Unsupervised Text Mining

While AI text mining is not new, this article presents a new development that has important implications for research libraries:

Tshitoyan, V., Dagdelen, J., Weston, L., Dunn, A., Rong, Z., Kononova, O., … Jain, A. (2019). Unsupervised word embeddings capture latent knowledge from materials science literature. Nature, 571(7763), 95–100. https://doi.org/10.1038/s41586-019-1335-8

Of course, it’s from Nature; it’s behind a paywall. Sigh. Hopefully you are able to obtain a copy.

Using unsupervised methods of text mining in the area of materials science, the authors have demonstrated “that latent knowledge regarding future discoveries is to a large extent embedded in past publications.” The discoveries of the future were evident in the literature of past.

Using current and past literature, these approaches “have the potential to unlock latent knowledge not directly accessible to human scientists.”

“Such language-based inference methods can become an entirely new field of research at the intersection between natural language processing and science, going beyond simply extracting entities and numerical values from text and leveraging the collective associations present in the research literature.”

Interestingly, this possibility was explored much earlier during the formative years of MEDLINE albeit with less sophisticated tools:

Swanson, D. R. (1990).
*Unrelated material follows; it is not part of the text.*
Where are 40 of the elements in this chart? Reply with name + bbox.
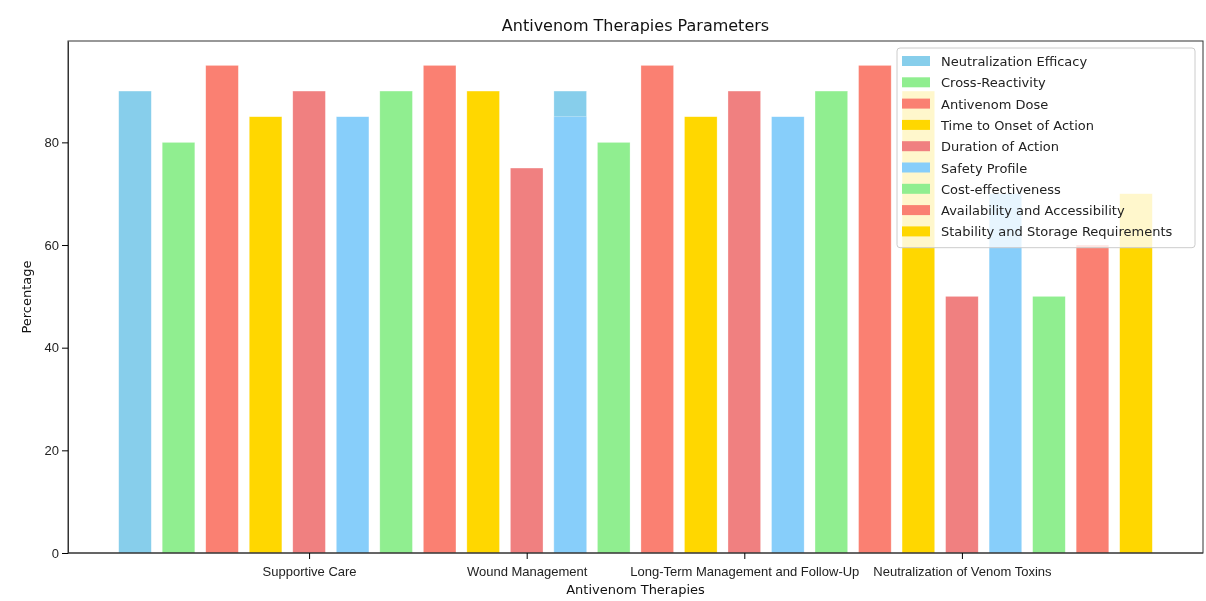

Medical literature as a potential source of new knowledge. Bulletin of the Medical Library Association, 78(1), 29–37.

The Tshitoyan et al. research is an exciting development using ML approaches that should become standard tools for research libraries. It is well worth your consideration. It is also, therefore, a concern that this work goes on without any involvement from libraries or those with LIS expertise.